Lymphoma is a type of cancer that begins in the lymph nodes, part of the body’s immune system. Follicular lymphoma is the most common slow-growing form of B-cell lymphoma, Dr. Sehn said. B cells are white blood cells that play a key role in helping the immune system fight infection. The average patient age at diagnosis is about 60. In its early stages, follicular lymphoma may have no symptoms. By the time patients develop symptoms (such as fatigue, fever, unintentional weight loss, and swelling in the neck, armpit, or groin), the disease may be at an advanced stage.

While several treatment options are available for follicular lymphoma, Dr. Sehn said, none of them cure the disease. Although no clear standard of care currently exists for treating patients with relapsed or refractory disease, the two-drug combination of lenalidomide and rituximab is commonly used in this setting, she said.

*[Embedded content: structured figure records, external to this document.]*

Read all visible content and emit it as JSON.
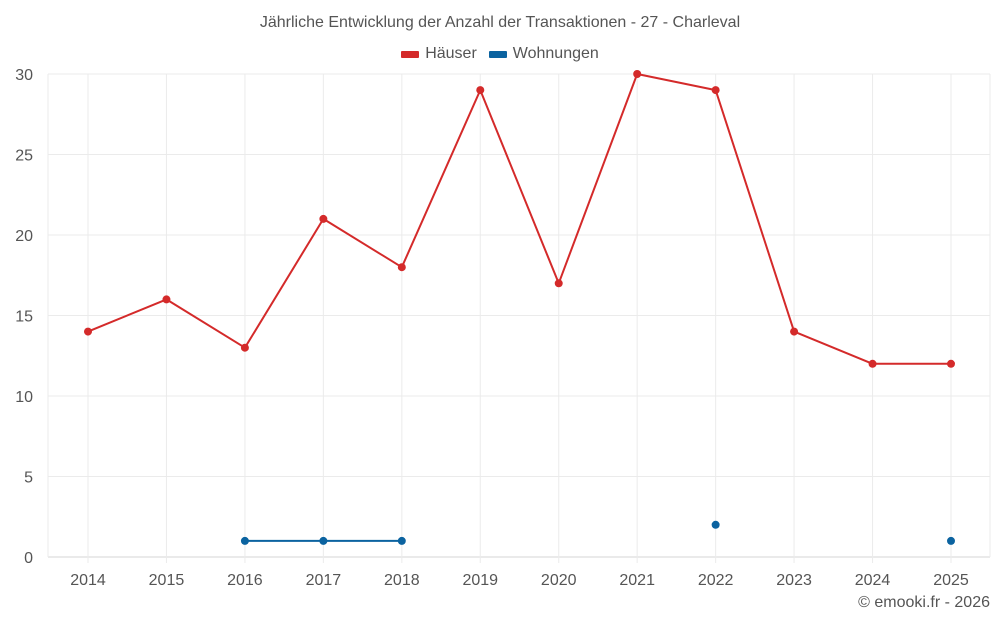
{
  "chart_data": {
    "type": "line",
    "title": "Jährliche Entwicklung der Anzahl der Transaktionen - 27 - Charleval",
    "xlabel": "",
    "ylabel": "",
    "categories": [
      "2014",
      "2015",
      "2016",
      "2017",
      "2018",
      "2019",
      "2020",
      "2021",
      "2022",
      "2023",
      "2024",
      "2025"
    ],
    "ylim": [
      0,
      30
    ],
    "yticks": [
      0,
      5,
      10,
      15,
      20,
      25,
      30
    ],
    "grid": true,
    "legend_position": "top",
    "series": [
      {
        "name": "Häuser",
        "color": "#d42a2a",
        "values": [
          14,
          16,
          13,
          21,
          18,
          29,
          17,
          30,
          29,
          14,
          12,
          12
        ]
      },
      {
        "name": "Wohnungen",
        "color": "#0b63a0",
        "values": [
          null,
          null,
          1,
          1,
          1,
          null,
          null,
          null,
          2,
          null,
          null,
          1
        ]
      }
    ]
  },
  "header": {
    "title": "Jährliche Entwicklung der Anzahl der Transaktionen - 27 - Charleval"
  },
  "legend": [
    {
      "label": "Häuser",
      "color": "#d42a2a"
    },
    {
      "label": "Wohnungen",
      "color": "#0b63a0"
    }
  ],
  "footer": {
    "credit": "© emooki.fr - 2026"
  }
}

The goal of this Phase III study, known as the inMIND trial, was to test whether adding tafasitamab to lenalidomide and rituximab would increase both the duration of remission and the number of patients achieving it, she said. Like rituximab, tafasitamab is a monoclonal antibody, a protein made in a laboratory. Monoclonal antibodies stimulate the immune system to look for, latch onto, and kill cancer cells. Tafasitamab is currently approved by the U.S. Food and Drug Administration for use with lenalidomide to treat diffuse large B-cell lymphoma. Like most monoclonal antibodies, it is given as an intravenous infusion.

A total of 548 patients in 28 countries were enrolled in the inMIND trial. Patients’ median age was 64 years and 55% were men; 45% had relapsed or refractory follicular lymphoma having received at least one prior therapy. Many patients’ cancer had features making it challenging to treat, such as having come back less than two years after initial diagnosis or after multiple prior therapies, or proven refractory to prior anti-CD20 monoclonal antibody therapy.

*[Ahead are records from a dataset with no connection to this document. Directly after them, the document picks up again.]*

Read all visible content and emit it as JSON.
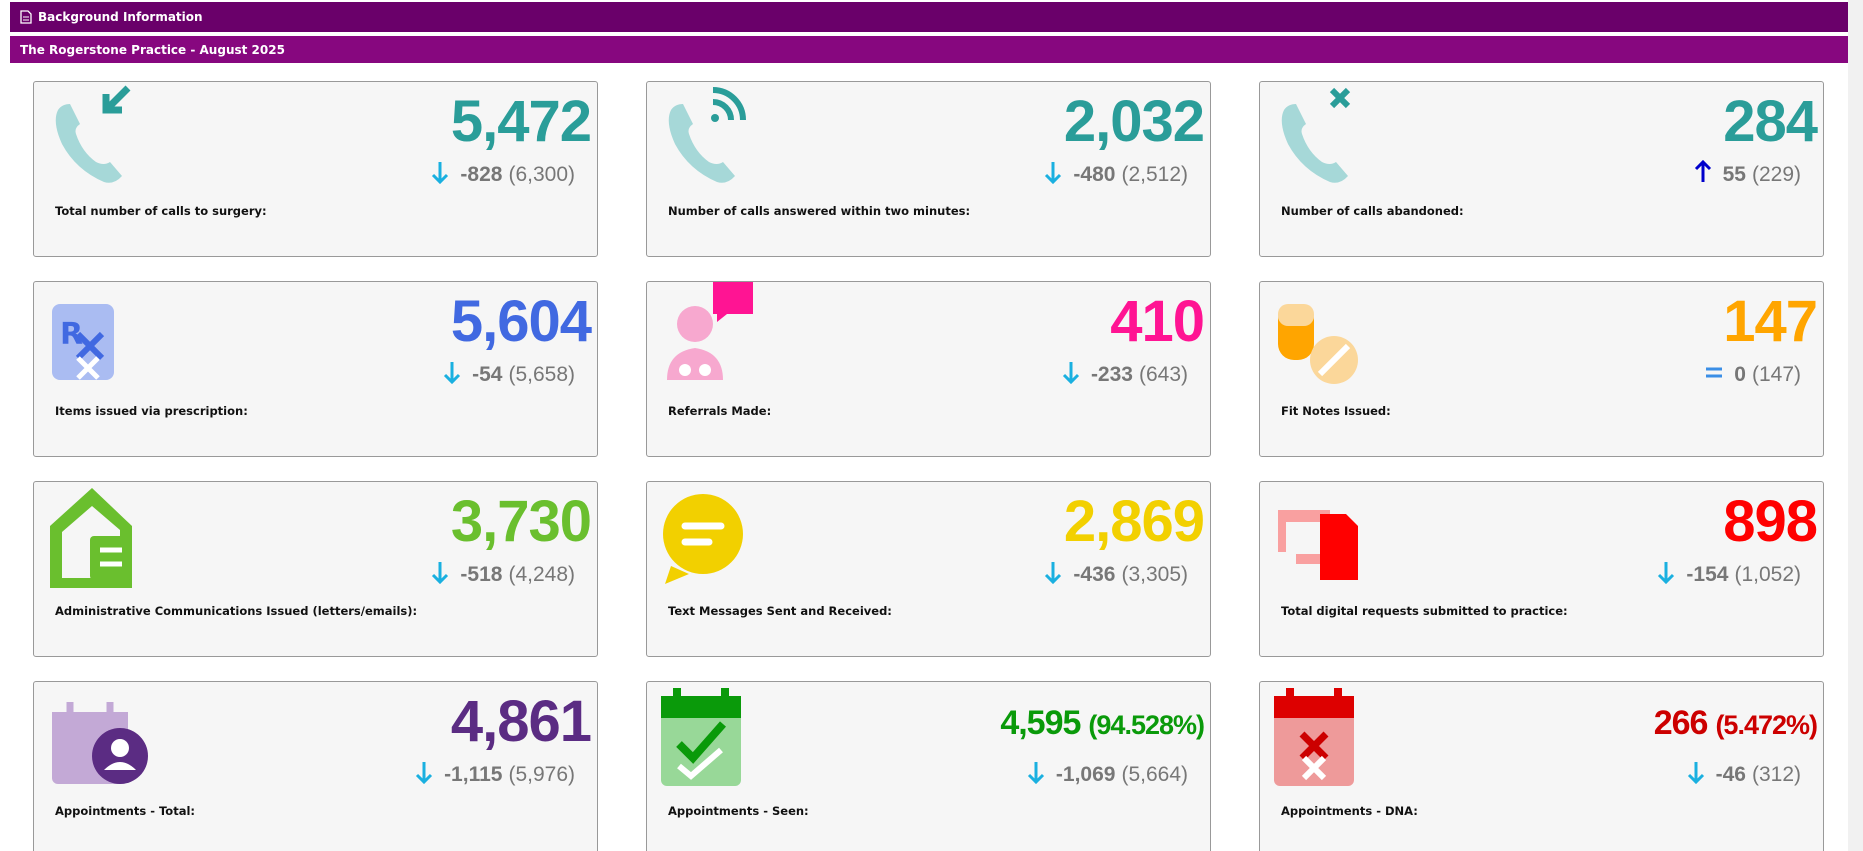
{
  "header": {
    "title": "Background Information",
    "subtitle": "The Rogerstone Practice - August 2025"
  },
  "cards": [
    {
      "label": "Total number of calls to surgery:",
      "value": "5,472",
      "change": "-828",
      "previous": "(6,300)",
      "trend": "down",
      "color": "#2a9d99"
    },
    {
      "label": "Number of calls answered within two minutes:",
      "value": "2,032",
      "change": "-480",
      "previous": "(2,512)",
      "trend": "down",
      "color": "#2a9d99"
    },
    {
      "label": "Number of calls abandoned:",
      "value": "284",
      "change": "55",
      "previous": "(229)",
      "trend": "up",
      "color": "#2a9d99"
    },
    {
      "label": "Items issued via prescription:",
      "value": "5,604",
      "change": "-54",
      "previous": "(5,658)",
      "trend": "down",
      "color": "#4169e1"
    },
    {
      "label": "Referrals Made:",
      "value": "410",
      "change": "-233",
      "previous": "(643)",
      "trend": "down",
      "color": "#ff1493"
    },
    {
      "label": "Fit Notes Issued:",
      "value": "147",
      "change": "0",
      "previous": "(147)",
      "trend": "equal",
      "color": "#ffa500"
    },
    {
      "label": "Administrative Communications Issued (letters/emails):",
      "value": "3,730",
      "change": "-518",
      "previous": "(4,248)",
      "trend": "down",
      "color": "#6abf2e"
    },
    {
      "label": "Text Messages Sent and Received:",
      "value": "2,869",
      "change": "-436",
      "previous": "(3,305)",
      "trend": "down",
      "color": "#f2d000"
    },
    {
      "label": "Total digital requests submitted to practice:",
      "value": "898",
      "change": "-154",
      "previous": "(1,052)",
      "trend": "down",
      "color": "#ff0000"
    },
    {
      "label": "Appointments - Total:",
      "value": "4,861",
      "change": "-1,115",
      "previous": "(5,976)",
      "trend": "down",
      "color": "#5b2c83"
    },
    {
      "label": "Appointments - Seen:",
      "value": "4,595",
      "percent": "(94.528%)",
      "change": "-1,069",
      "previous": "(5,664)",
      "trend": "down",
      "color": "#0a9a0a"
    },
    {
      "label": "Appointments - DNA:",
      "value": "266",
      "percent": "(5.472%)",
      "change": "-46",
      "previous": "(312)",
      "trend": "down",
      "color": "#cc0000"
    }
  ]
}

All patients received lenalidomide and rituximab and were randomly assigned to additional treatment with either tafasitamab or a placebo. The trial was double-blinded, meaning that neither the patients nor their doctors knew who was in which treatment group until the end of the study.

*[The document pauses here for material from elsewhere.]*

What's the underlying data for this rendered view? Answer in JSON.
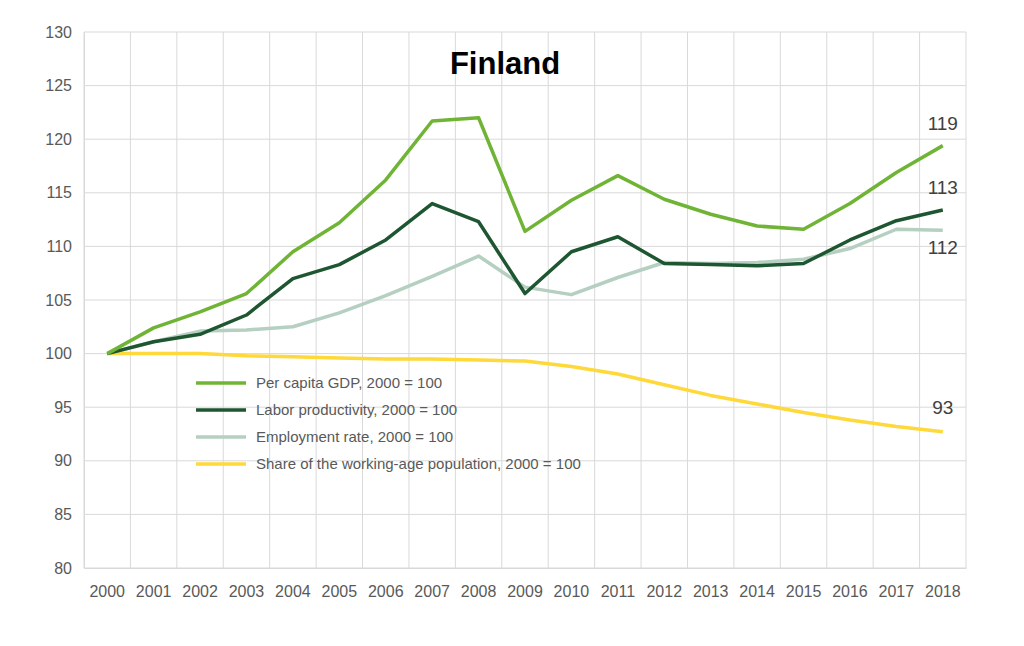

The trial’s primary endpoint was progression-free survival (PFS), defined as the time from start of treatment until a patient’s lymphoma worsened, had come back after an initial response, or the patient’s death due to any cause. Secondary endpoints included the overall response rate, the proportion of patients who showed no evidence of cancer on a positron emission tomography (PET) scan, the safety of treatment, and overall survival.

After a median follow-up of 14.1 months, the median PFS for patients in the tafasitamab group was 22.4 months, compared with 13.9 months for those in the placebo group, representing a 57% improvement in PFS. Improvement in PFS was consistent across subgroups of patients such as those whose cancer had returned within two years and those who had received multiple prior therapies.

Among patients who received tafasitamab, 83.5% responded to treatment, compared with 72.4% of those who received the placebo. In the tafasitamab group, 49.4% showed no evidence of cancer on a PET scan, compared with 39.8% of those in the placebo group. Rates of adverse events were comparable in the two groups.

Longer follow-up is needed to analyze overall survival, Dr. Sehn said. The investigators will continue to follow the patients in the study for five years, she said.

This study was funded by Incyte, the manufacturer of tafasitamab.

This news release was published by the American Society of Hematology on December 10, 2024.